My project is the start of my dissertation which is an auto-ethnographic study examining how my lived experiences as a mathematics educator shape my pedagogical approaches to equity and access in the classroom, particularly when working with students retaking Algebra 1. These students—many of whom have been under-served by traditional mathematics instruction—represent a population that challenges me to constantly interrogate my own assumptions about what it means to teach mathematics well and for whom our current systems work.

My research emerges from a career trajectory that moved from the "hard sciences" through K-12 teaching into graduate study, a journey that fundamentally shifted my epistemological stance from primarily quantitative to increasingly qualitative ways of knowing. This evolution itself became a puzzle worth examining: how do my formative experiences as both a student and teacher influence the pedagogical choices I make today? When I design learning experiences for students who have historically struggled in mathematics, which parts of my past am I drawing from, and which am I actively working against?

To explore these questions, I developed a web-based Dissertation Tracker that serves as both research tool and data source. The tracker captures three interconnected strands of my experience: formative memories with technology, mathematics, and education spanning my entire career; detailed documentation of my pedagogical decision-making process when designing learning tools; and explicit connections I notice between past experiences and present practice. This approach—what I think of as "reflection through making"—positions the act of systematic documentation as the research itself.

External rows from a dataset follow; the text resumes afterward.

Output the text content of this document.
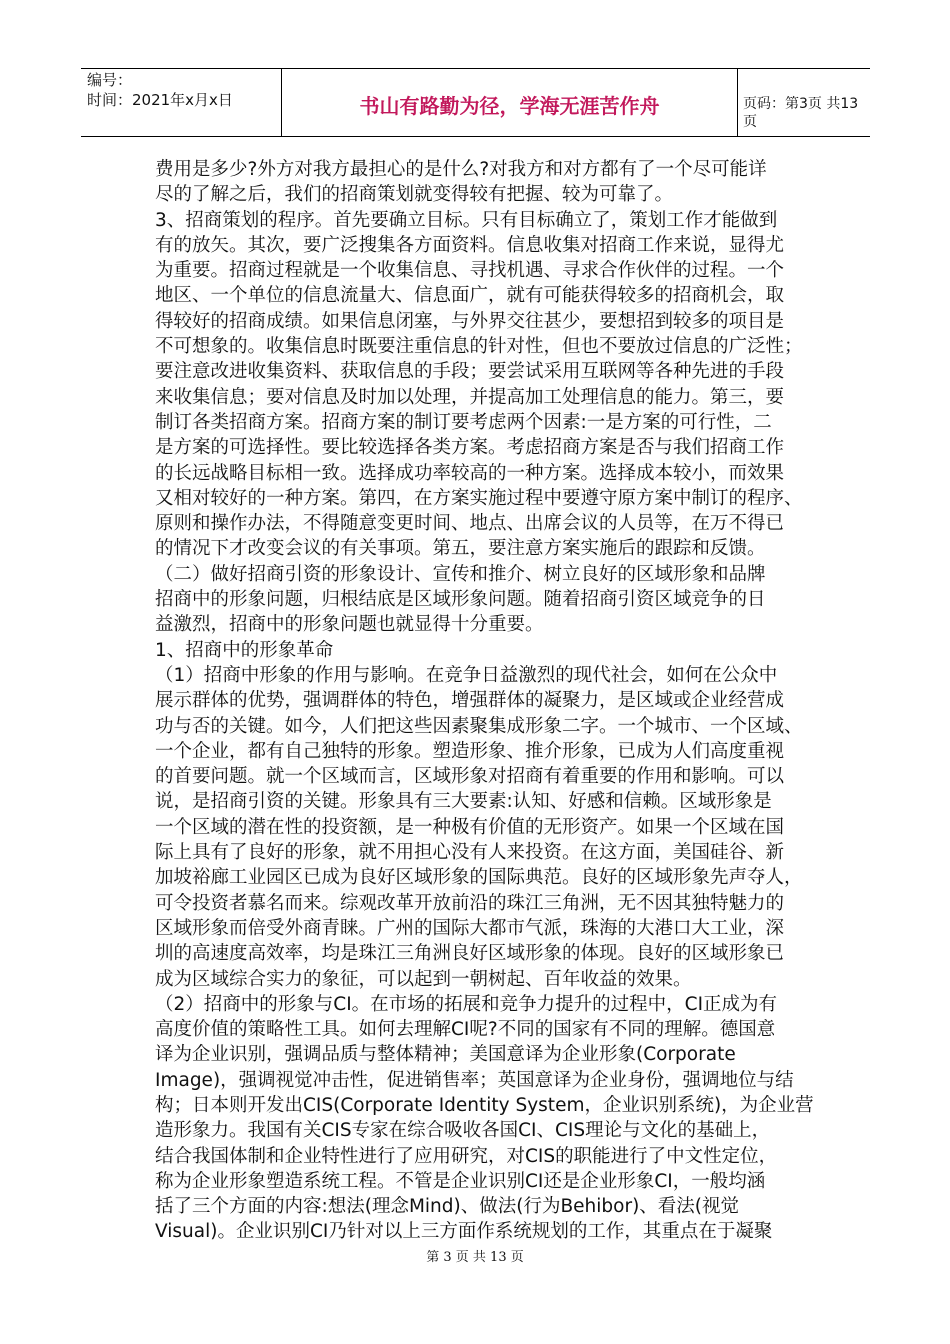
编号：
时间：2021年x月x日	书山有路勤为径，学海无涯苦作舟	页码：第3页 共13页
费用是多少?外方对我方最担心的是什么?对我方和对方都有了一个尽可能详
尽的了解之后，我们的招商策划就变得较有把握、较为可靠了。
3、招商策划的程序。首先要确立目标。只有目标确立了，策划工作才能做到
有的放矢。其次，要广泛搜集各方面资料。信息收集对招商工作来说，显得尤
为重要。招商过程就是一个收集信息、寻找机遇、寻求合作伙伴的过程。一个
地区、一个单位的信息流量大、信息面广，就有可能获得较多的招商机会，取
得较好的招商成绩。如果信息闭塞，与外界交往甚少，要想招到较多的项目是
不可想象的。收集信息时既要注重信息的针对性，但也不要放过信息的广泛性；
要注意改进收集资料、获取信息的手段；要尝试采用互联网等各种先进的手段
来收集信息；要对信息及时加以处理，并提高加工处理信息的能力。第三，要
制订各类招商方案。招商方案的制订要考虑两个因素:一是方案的可行性，二
是方案的可选择性。要比较选择各类方案。考虑招商方案是否与我们招商工作
的长远战略目标相一致。选择成功率较高的一种方案。选择成本较小，而效果
又相对较好的一种方案。第四，在方案实施过程中要遵守原方案中制订的程序、
原则和操作办法，不得随意变更时间、地点、出席会议的人员等，在万不得已
的情况下才改变会议的有关事项。第五，要注意方案实施后的跟踪和反馈。
（二）做好招商引资的形象设计、宣传和推介、树立良好的区域形象和品牌
招商中的形象问题，归根结底是区域形象问题。随着招商引资区域竞争的日
益激烈，招商中的形象问题也就显得十分重要。
1、招商中的形象革命
（1）招商中形象的作用与影响。在竞争日益激烈的现代社会，如何在公众中
展示群体的优势，强调群体的特色，增强群体的凝聚力，是区域或企业经营成
功与否的关键。如今，人们把这些因素聚集成形象二字。一个城市、一个区域、
一个企业，都有自己独特的形象。塑造形象、推介形象，已成为人们高度重视
的首要问题。就一个区域而言，区域形象对招商有着重要的作用和影响。可以
说，是招商引资的关键。形象具有三大要素:认知、好感和信赖。区域形象是
一个区域的潜在性的投资额，是一种极有价值的无形资产。如果一个区域在国
际上具有了良好的形象，就不用担心没有人来投资。在这方面，美国硅谷、新
加坡裕廊工业园区已成为良好区域形象的国际典范。良好的区域形象先声夺人，
可令投资者慕名而来。综观改革开放前沿的珠江三角洲，无不因其独特魅力的
区域形象而倍受外商青睐。广州的国际大都市气派，珠海的大港口大工业，深
圳的高速度高效率，均是珠江三角洲良好区域形象的体现。良好的区域形象已
成为区域综合实力的象征，可以起到一朝树起、百年收益的效果。
（2）招商中的形象与CI。在市场的拓展和竞争力提升的过程中，CI正成为有
高度价值的策略性工具。如何去理解CI呢?不同的国家有不同的理解。德国意
译为企业识别，强调品质与整体精神；美国意译为企业形象(Corporate
Image)，强调视觉冲击性，促进销售率；英国意译为企业身份，强调地位与结
构；日本则开发出CIS(Corporate Identity System，企业识别系统)，为企业营
造形象力。我国有关CIS专家在综合吸收各国CI、CIS理论与文化的基础上，
结合我国体制和企业特性进行了应用研究，对CIS的职能进行了中文性定位，
称为企业形象塑造系统工程。不管是企业识别CI还是企业形象CI，一般均涵
括了三个方面的内容:想法(理念Mind)、做法(行为Behibor)、看法(视觉
Visual)。企业识别CI乃针对以上三方面作系统规划的工作，其重点在于凝聚
第 3 页 共 13 页
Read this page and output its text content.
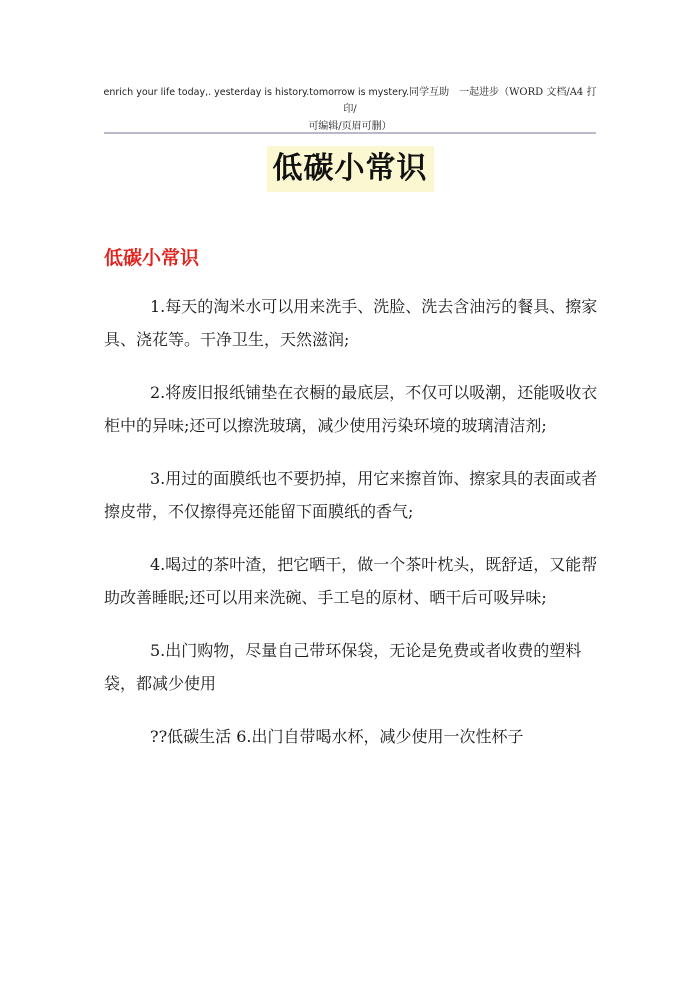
enrich your life today,. yesterday is history.tomorrow is mystery.同学互助　一起进步（WORD 文档/A4 打印/
可编辑/页眉可删）
低碳小常识
低碳小常识

1.每天的淘米水可以用来洗手、洗脸、洗去含油污的餐具、擦家具、浇花等。干净卫生，天然滋润;

2.将废旧报纸铺垫在衣橱的最底层，不仅可以吸潮，还能吸收衣柜中的异味;还可以擦洗玻璃，减少使用污染环境的玻璃清洁剂;

3.用过的面膜纸也不要扔掉，用它来擦首饰、擦家具的表面或者擦皮带，不仅擦得亮还能留下面膜纸的香气;

4.喝过的茶叶渣，把它晒干，做一个茶叶枕头，既舒适，又能帮助改善睡眠;还可以用来洗碗、手工皂的原材、晒干后可吸异味;

5.出门购物，尽量自己带环保袋，无论是免费或者收费的塑料袋，都减少使用

??低碳生活 6.出门自带喝水杯，减少使用一次性杯子
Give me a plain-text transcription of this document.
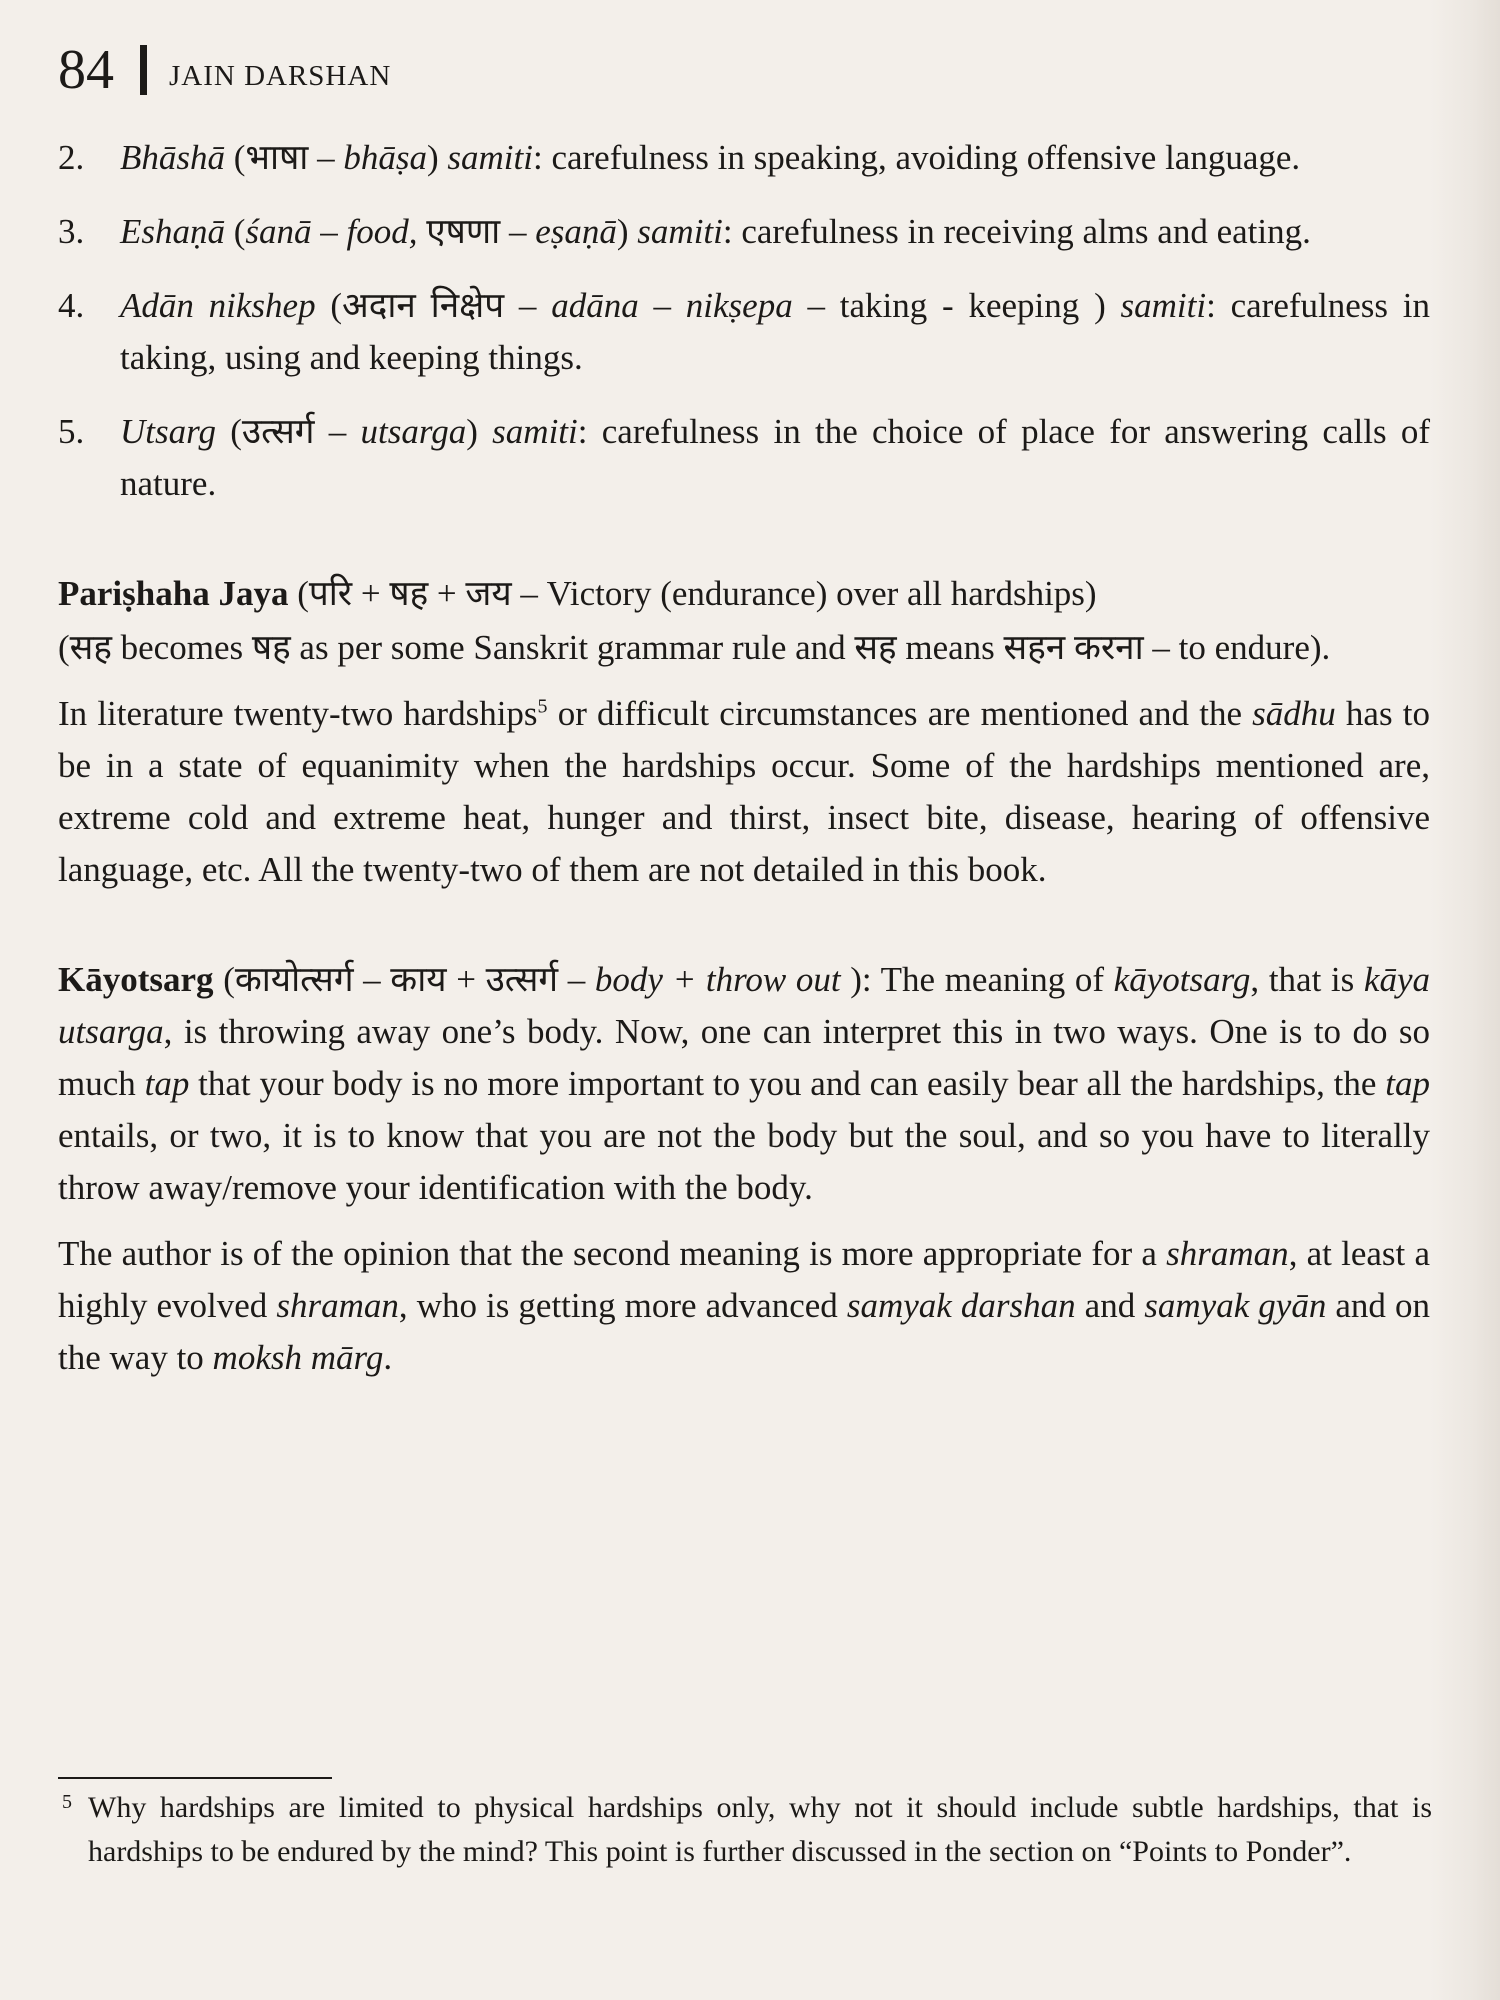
84 JAIN DARSHAN
2. Bhāshā (भाषा – bhāṣa) samiti: carefulness in speaking, avoiding offensive language.
3. Eshaṇā (śanā – food, एषणा – eṣaṇā) samiti: carefulness in receiving alms and eating.
4. Adān nikshep (अदान निक्षेप – adāna – nikṣepa – taking - keeping ) samiti: carefulness in taking, using and keeping things.
5. Utsarg (उत्सर्ग – utsarga) samiti: carefulness in the choice of place for answering calls of nature.

Pariṣhaha Jaya (परि + षह + जय – Victory (endurance) over all hardships)

(सह becomes षह as per some Sanskrit grammar rule and सह means सहन करना – to endure).

In literature twenty-two hardships$^5$ or difficult circumstances are mentioned and the sādhu has to be in a state of equanimity when the hardships occur. Some of the hardships mentioned are, extreme cold and extreme heat, hunger and thirst, insect bite, disease, hearing of offensive language, etc. All the twenty-two of them are not detailed in this book.

Kāyotsarg (कायोत्सर्ग – काय + उत्सर्ग – body + throw out ): The meaning of kāyotsarg, that is kāya utsarga, is throwing away one’s body. Now, one can interpret this in two ways. One is to do so much tap that your body is no more important to you and can easily bear all the hardships, the tap entails, or two, it is to know that you are not the body but the soul, and so you have to literally throw away/remove your identification with the body.

The author is of the opinion that the second meaning is more appropriate for a shraman, at least a highly evolved shraman, who is getting more advanced samyak darshan and samyak gyān and on the way to moksh mārg.

5 Why hardships are limited to physical hardships only, why not it should include subtle hardships, that is hardships to be endured by the mind? This point is further discussed in the section on “Points to Ponder”.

This study employs a mixed methods approach that integrates the depth of auto-ethnographic inquiry with systematic data analysis. Following my understanding that quantitative methods describe WHAT is happening while qualitative methods explain WHY, I'm treating my tracker entries as both narrative data and quantifiable phenomena. The quantitative strand involves systematic coding and pattern analysis across my documented entries—tracking frequencies of themes, temporal patterns in my reflections, and categorical relationships between past experiences and present pedagogical choices. The qualitative strand provides the interpretive depth necessary to understand what these patterns mean, exploring the lived experience behind the data points through thick description and reflexive analysis. These strands integrate throughout the research process: the act of logging entries generates both types of data simultaneously, and analysis moves iteratively between identifying patterns (what themes recur across my teaching career?) and interpreting meaning (why do certain memories surface when I'm designing for student agency?). The goal is not to generalize my experience to other educators, but to deeply understand how one teacher's biography shapes their present practice in ways that might illuminate broader questions about who gets to do mathematics and how we might better serve students whom traditional approaches have failed.